The very simple and yet empowering action of changing shoes to running footwear defines a boundary from working mode.

A signal for an upcoming break.

There's nothing I like better than a physical springboard to decompress. It works like the step of decompression before surfacing of a scuba diver who has been breathing compressed air (somewhat like a suffocating N95 mask) in deep water.

It's hard to say exactly how important that decompression is, until you find out what it's like without it.

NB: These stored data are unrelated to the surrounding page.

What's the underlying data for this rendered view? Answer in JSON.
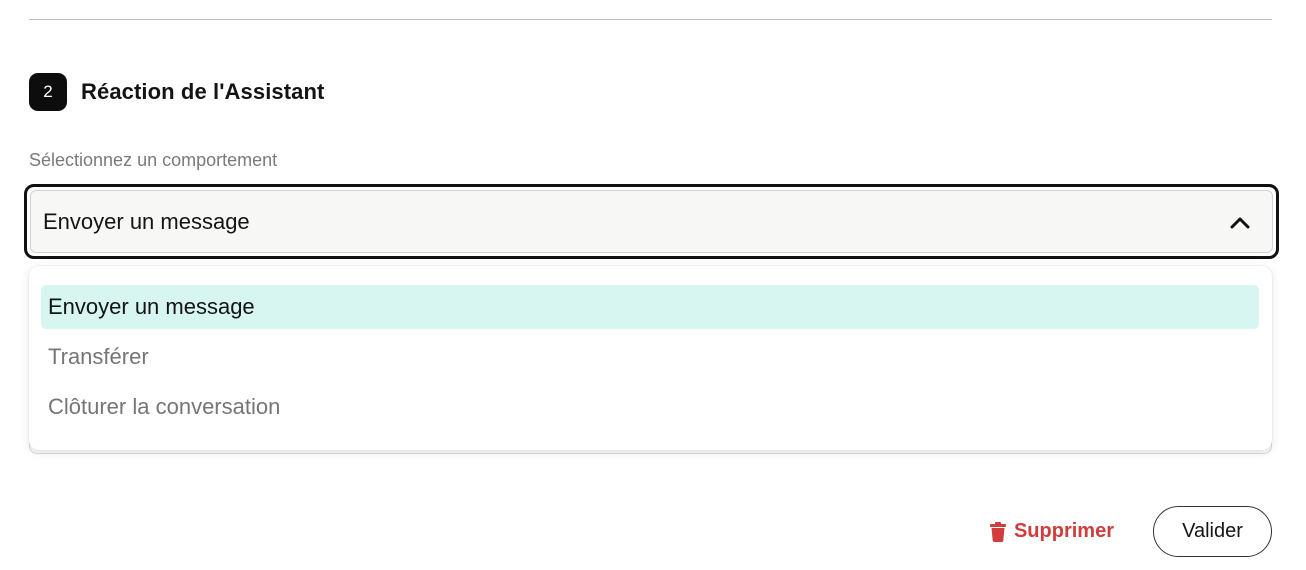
{
  "step": {
    "number": "2",
    "title": "Réaction de l'Assistant"
  },
  "behavior_field": {
    "label": "Sélectionnez un comportement",
    "selected_value": "Envoyer un message",
    "expanded": true,
    "options": [
      {
        "label": "Envoyer un message",
        "selected": true
      },
      {
        "label": "Transférer",
        "selected": false
      },
      {
        "label": "Clôturer la conversation",
        "selected": false
      }
    ]
  },
  "actions": {
    "delete_label": "Supprimer",
    "delete_icon": "trash-icon",
    "validate_label": "Valider"
  },
  "colors": {
    "selected_option_bg": "#d8f6f1",
    "delete_text": "#d13d3d",
    "badge_bg": "#0d0d0d"
  }
}
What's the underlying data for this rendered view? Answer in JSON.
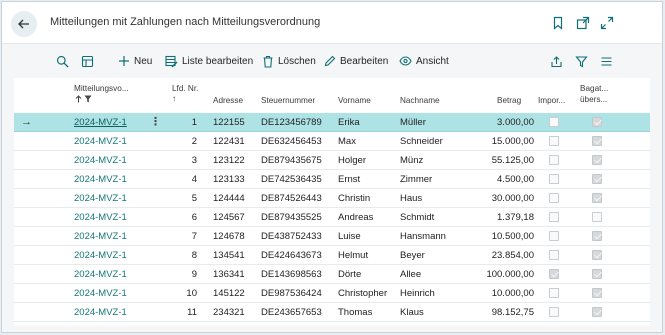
{
  "header": {
    "title": "Mitteilungen mit Zahlungen nach Mitteilungsverordnung"
  },
  "toolbar": {
    "new_label": "Neu",
    "edit_list_label": "Liste bearbeiten",
    "delete_label": "Löschen",
    "edit_label": "Bearbeiten",
    "view_label": "Ansicht"
  },
  "columns": {
    "mitteilung": "Mitteilungsvo...",
    "lfd_nr_1": "Lfd. Nr.",
    "lfd_nr_2": "↑",
    "adresse": "Adresse",
    "steuernummer": "Steuernummer",
    "vorname": "Vorname",
    "nachname": "Nachname",
    "betrag": "Betrag",
    "import": "Impor...",
    "bagatell_1": "Bagat...",
    "bagatell_2": "übers..."
  },
  "rows": [
    {
      "mitteilung": "2024-MVZ-1",
      "lfd": "1",
      "adresse": "122155",
      "steuernummer": "DE123456789",
      "vorname": "Erika",
      "nachname": "Müller",
      "betrag": "3.000,00",
      "import": false,
      "bagatell": true
    },
    {
      "mitteilung": "2024-MVZ-1",
      "lfd": "2",
      "adresse": "122431",
      "steuernummer": "DE632456453",
      "vorname": "Max",
      "nachname": "Schneider",
      "betrag": "15.000,00",
      "import": false,
      "bagatell": true
    },
    {
      "mitteilung": "2024-MVZ-1",
      "lfd": "3",
      "adresse": "123122",
      "steuernummer": "DE879435675",
      "vorname": "Holger",
      "nachname": "Münz",
      "betrag": "55.125,00",
      "import": false,
      "bagatell": true
    },
    {
      "mitteilung": "2024-MVZ-1",
      "lfd": "4",
      "adresse": "123133",
      "steuernummer": "DE742536435",
      "vorname": "Ernst",
      "nachname": "Zimmer",
      "betrag": "4.500,00",
      "import": false,
      "bagatell": true
    },
    {
      "mitteilung": "2024-MVZ-1",
      "lfd": "5",
      "adresse": "124444",
      "steuernummer": "DE874526443",
      "vorname": "Christin",
      "nachname": "Haus",
      "betrag": "30.000,00",
      "import": false,
      "bagatell": true
    },
    {
      "mitteilung": "2024-MVZ-1",
      "lfd": "6",
      "adresse": "124567",
      "steuernummer": "DE879435525",
      "vorname": "Andreas",
      "nachname": "Schmidt",
      "betrag": "1.379,18",
      "import": false,
      "bagatell": false
    },
    {
      "mitteilung": "2024-MVZ-1",
      "lfd": "7",
      "adresse": "124678",
      "steuernummer": "DE438752433",
      "vorname": "Luise",
      "nachname": "Hansmann",
      "betrag": "10.500,00",
      "import": false,
      "bagatell": true
    },
    {
      "mitteilung": "2024-MVZ-1",
      "lfd": "8",
      "adresse": "134541",
      "steuernummer": "DE424643673",
      "vorname": "Helmut",
      "nachname": "Beyer",
      "betrag": "23.854,00",
      "import": false,
      "bagatell": true
    },
    {
      "mitteilung": "2024-MVZ-1",
      "lfd": "9",
      "adresse": "136341",
      "steuernummer": "DE143698563",
      "vorname": "Dörte",
      "nachname": "Allee",
      "betrag": "100.000,00",
      "import": true,
      "bagatell": true
    },
    {
      "mitteilung": "2024-MVZ-1",
      "lfd": "10",
      "adresse": "145122",
      "steuernummer": "DE987536424",
      "vorname": "Christopher",
      "nachname": "Heinrich",
      "betrag": "10.000,00",
      "import": false,
      "bagatell": true
    },
    {
      "mitteilung": "2024-MVZ-1",
      "lfd": "11",
      "adresse": "234321",
      "steuernummer": "DE243657653",
      "vorname": "Thomas",
      "nachname": "Klaus",
      "betrag": "98.152,75",
      "import": false,
      "bagatell": true
    }
  ],
  "selected_row": 0,
  "colors": {
    "selected_row": "#aee3e6",
    "link": "#14777a",
    "accent": "#0f6f73"
  }
}
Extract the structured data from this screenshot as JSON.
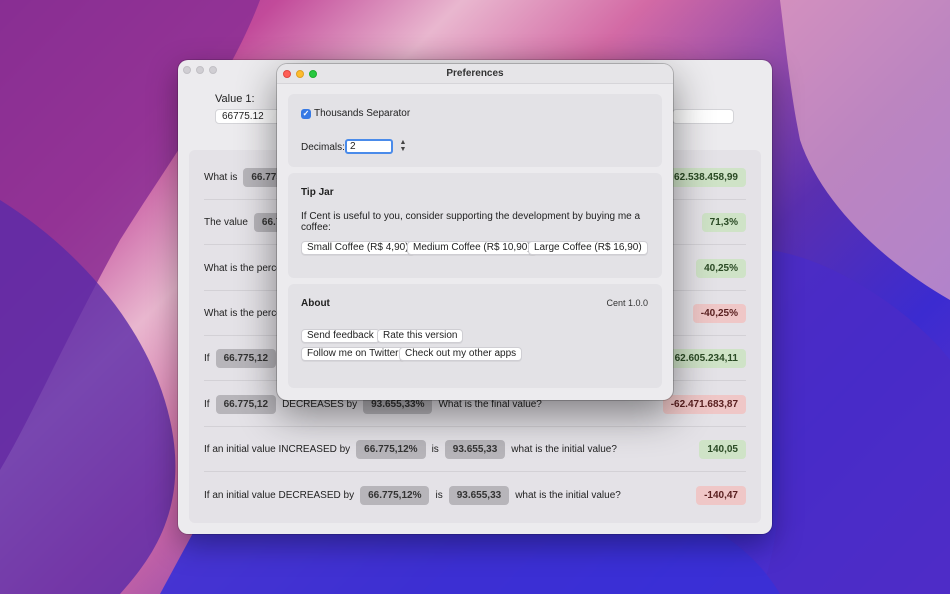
{
  "main": {
    "value1_label": "Value 1:",
    "value1_input": "66775.12",
    "rows": [
      {
        "prefix": "What is",
        "chip1": "66.775",
        "result": "62.538.458,99",
        "tone": "pos"
      },
      {
        "prefix": "The value",
        "chip1": "66.7",
        "result": "71,3%",
        "tone": "pos"
      },
      {
        "prefix": "What is the percer",
        "result": "40,25%",
        "tone": "pos"
      },
      {
        "prefix": "What is the percer",
        "result": "-40,25%",
        "tone": "neg"
      },
      {
        "prefix": "If",
        "chip1": "66.775,12",
        "result": "62.605.234,11",
        "tone": "pos"
      },
      {
        "prefix": "If",
        "chip1": "66.775,12",
        "mid": "DECREASES by",
        "chip2": "93.655,33%",
        "suffix": "What is the final value?",
        "result": "-62.471.683,87",
        "tone": "neg"
      },
      {
        "prefix": "If an initial value INCREASED by",
        "chip1": "66.775,12%",
        "mid": "is",
        "chip2": "93.655,33",
        "suffix": "what is the initial value?",
        "result": "140,05",
        "tone": "pos"
      },
      {
        "prefix": "If an initial value DECREASED by",
        "chip1": "66.775,12%",
        "mid": "is",
        "chip2": "93.655,33",
        "suffix": "what is the initial value?",
        "result": "-140,47",
        "tone": "neg"
      }
    ]
  },
  "prefs": {
    "title": "Preferences",
    "thousands_label": "Thousands Separator",
    "decimals_label": "Decimals:",
    "decimals_value": "2",
    "tip_title": "Tip Jar",
    "tip_text": "If Cent is useful to you, consider supporting the development by buying me a coffee:",
    "tip_buttons": [
      "Small Coffee (R$ 4,90)",
      "Medium Coffee (R$ 10,90)",
      "Large Coffee (R$ 16,90)"
    ],
    "about_title": "About",
    "version": "Cent 1.0.0",
    "about_buttons": [
      "Send feedback",
      "Rate this version",
      "Follow me on Twitter",
      "Check out my other apps"
    ]
  },
  "colors": {
    "accent": "#3679e4",
    "positive_bg": "#cfe3c7",
    "negative_bg": "#efc7c7"
  }
}
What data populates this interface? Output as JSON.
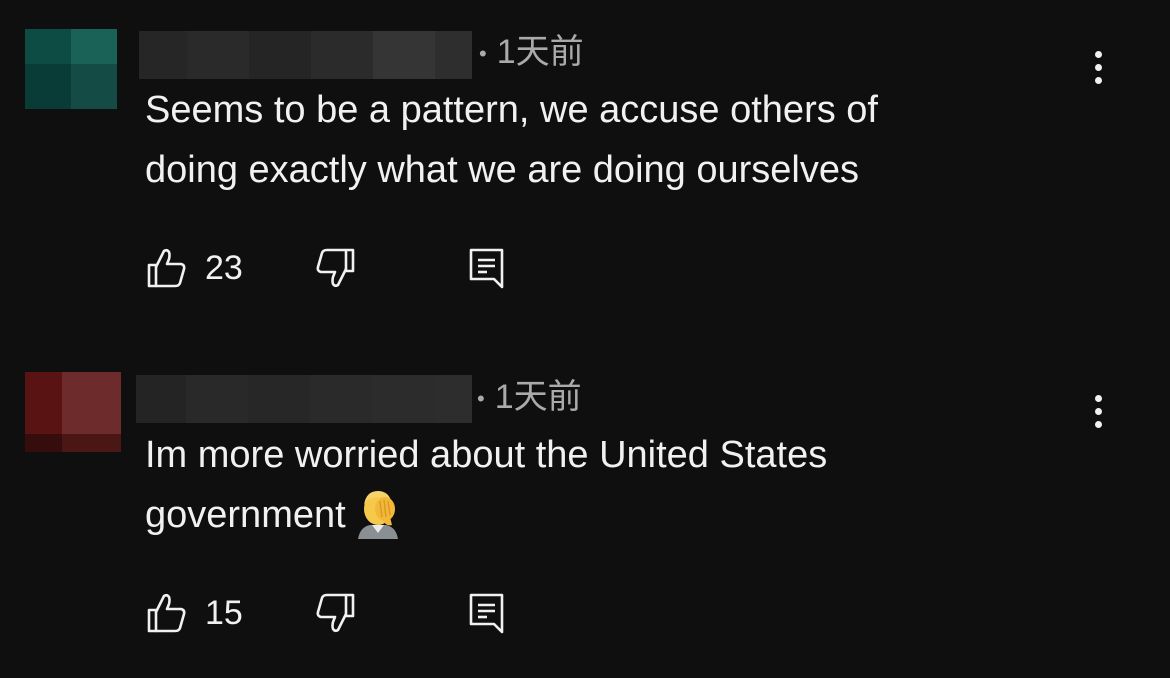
{
  "comments": [
    {
      "timestamp": "1天前",
      "text_lines": [
        "Seems to be a pattern, we accuse others of",
        "doing exactly what we are doing ourselves"
      ],
      "likes": "23",
      "avatar_colors": [
        "#0d4c45",
        "#1a5e55",
        "#0a3b36",
        "#144a44"
      ],
      "has_emoji": false
    },
    {
      "timestamp": "1天前",
      "text_lines": [
        "Im more worried about the United States",
        "government"
      ],
      "likes": "15",
      "avatar_colors": [
        "#5a1212",
        "#6e2a2a",
        "#3a0e0e",
        "#4a1818"
      ],
      "has_emoji": true,
      "emoji_name": "face-palm-emoji"
    }
  ],
  "icons": {
    "like": "thumbs-up-icon",
    "dislike": "thumbs-down-icon",
    "reply": "reply-comment-icon",
    "more": "more-vertical-icon"
  },
  "colors": {
    "background": "#0f0f0f",
    "text": "#f1f1f1",
    "secondary": "#aaaaaa"
  }
}
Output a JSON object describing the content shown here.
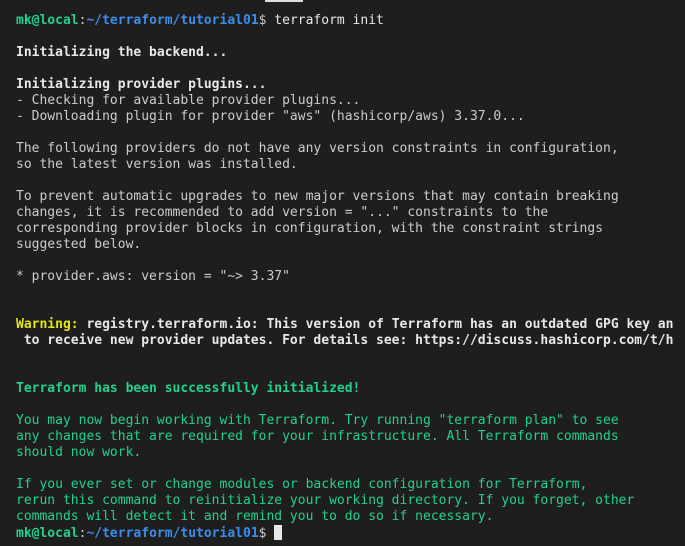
{
  "terminal": {
    "prompt": {
      "user_host": "mk@local",
      "colon": ":",
      "path": "~/terraform/tutorial01",
      "dollar": "$",
      "command": " terraform init"
    },
    "lines": {
      "init_backend": "Initializing the backend...",
      "init_plugins": "Initializing provider plugins...",
      "checking": "- Checking for available provider plugins...",
      "downloading": "- Downloading plugin for provider \"aws\" (hashicorp/aws) 3.37.0...",
      "no_constraints_1": "The following providers do not have any version constraints in configuration,",
      "no_constraints_2": "so the latest version was installed.",
      "prevent_1": "To prevent automatic upgrades to new major versions that may contain breaking",
      "prevent_2": "changes, it is recommended to add version = \"...\" constraints to the",
      "prevent_3": "corresponding provider blocks in configuration, with the constraint strings",
      "prevent_4": "suggested below.",
      "provider_version": "* provider.aws: version = \"~> 3.37\"",
      "warning_label": "Warning:",
      "warning_text_1": " registry.terraform.io: This version of Terraform has an outdated GPG key an",
      "warning_text_2": " to receive new provider updates. For details see: https://discuss.hashicorp.com/t/h",
      "success": "Terraform has been successfully initialized!",
      "next_1": "You may now begin working with Terraform. Try running \"terraform plan\" to see",
      "next_2": "any changes that are required for your infrastructure. All Terraform commands",
      "next_3": "should now work.",
      "reinit_1": "If you ever set or change modules or backend configuration for Terraform,",
      "reinit_2": "rerun this command to reinitialize your working directory. If you forget, other",
      "reinit_3": "commands will detect it and remind you to do so if necessary."
    }
  }
}
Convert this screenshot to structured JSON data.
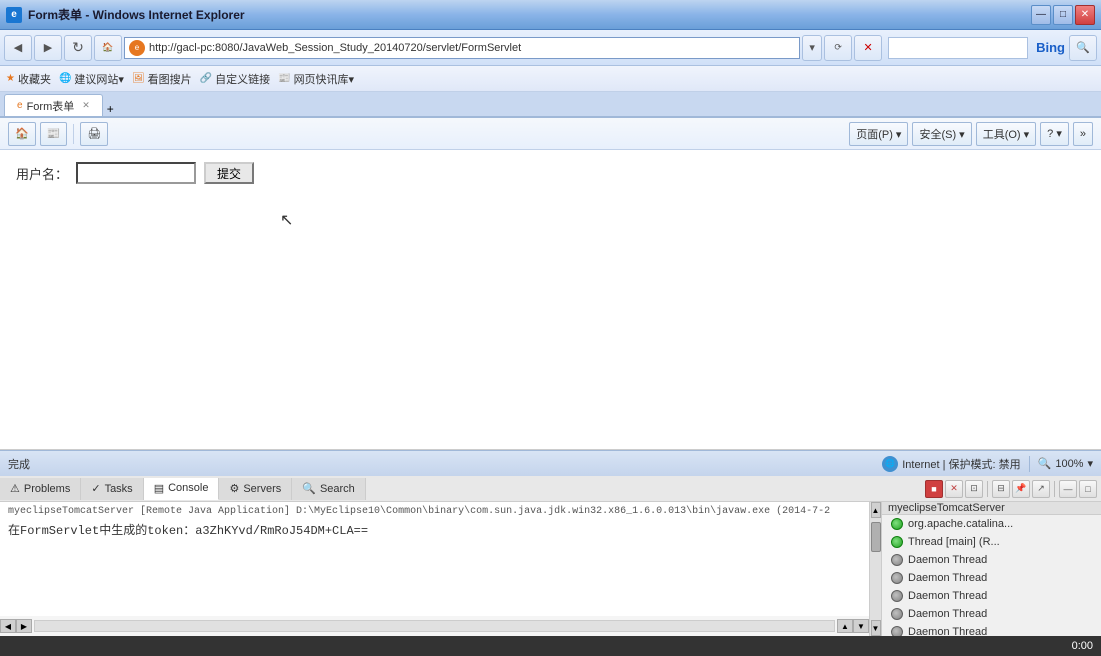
{
  "titleBar": {
    "title": "Form表单 - Windows Internet Explorer",
    "icon": "e",
    "controls": {
      "minimize": "—",
      "maximize": "□",
      "close": "✕"
    }
  },
  "navBar": {
    "back": "◀",
    "forward": "▶",
    "refresh": "↻",
    "address": "http://gacl-pc:8080/JavaWeb_Session_Study_20140720/servlet/FormServlet",
    "search_placeholder": "Bing",
    "bing": "Bing"
  },
  "favBar": {
    "items": [
      {
        "label": "收藏夹"
      },
      {
        "label": "建议网站▾"
      },
      {
        "label": "看图搜片"
      },
      {
        "label": "自定义链接"
      },
      {
        "label": "网页快讯库▾"
      }
    ]
  },
  "tab": {
    "label": "Form表单",
    "icon": "e"
  },
  "toolbar": {
    "home": "🏠",
    "feeds": "📰",
    "print": "🖨",
    "page": "页面(P) ▾",
    "safety": "安全(S) ▾",
    "tools": "工具(O) ▾",
    "help": "? ▾"
  },
  "browserContent": {
    "formLabel": "用户名：",
    "submitBtn": "提交"
  },
  "statusBar": {
    "status": "完成",
    "internet": "Internet | 保护模式: 禁用",
    "zoom": "100%"
  },
  "ideTabs": [
    {
      "label": "Problems",
      "icon": "!"
    },
    {
      "label": "Tasks",
      "icon": "✓"
    },
    {
      "label": "Console",
      "icon": "▤",
      "active": true
    },
    {
      "label": "Servers",
      "icon": "≡"
    },
    {
      "label": "Search",
      "icon": "🔍"
    }
  ],
  "console": {
    "header": "myeclipseTomcatServer [Remote Java Application] D:\\MyEclipse10\\Common\\binary\\com.sun.java.jdk.win32.x86_1.6.0.013\\bin\\javaw.exe (2014-7-2",
    "output": "在FormServlet中生成的token：a3ZhKYvd/RmRoJ54DM+CLA=="
  },
  "rightPanel": {
    "header": "myeclipseTomcatServer",
    "threads": [
      {
        "label": "org.apache.catalina...",
        "type": "green"
      },
      {
        "label": "Thread [main] (R...",
        "type": "green"
      },
      {
        "label": "Daemon Thread",
        "type": "gray"
      },
      {
        "label": "Daemon Thread",
        "type": "gray"
      },
      {
        "label": "Daemon Thread",
        "type": "gray"
      },
      {
        "label": "Daemon Thread",
        "type": "gray"
      },
      {
        "label": "Daemon Thread",
        "type": "gray"
      }
    ]
  },
  "bottomStrip": {
    "time": "0:00"
  }
}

Just before yesterday, at the end of my shift, my mind was so clouded that it allowed dumping my fountain pen with working clothes into the collection bin. In case you skipped over the last sentence, I'll repeat it. I threw away my favorite fountain pen. Seldom have I been so wrong.

Little did I know my faux pas until I was experiencing flow on the running route back home. My body and mind was wide awake by then, and in a matter of nanoseconds, I registered the plan to go to the collection bin first thing the next morning.

It sounds like a magic moment, and it is. I didn't lose my fountain pen. And neither my marbles.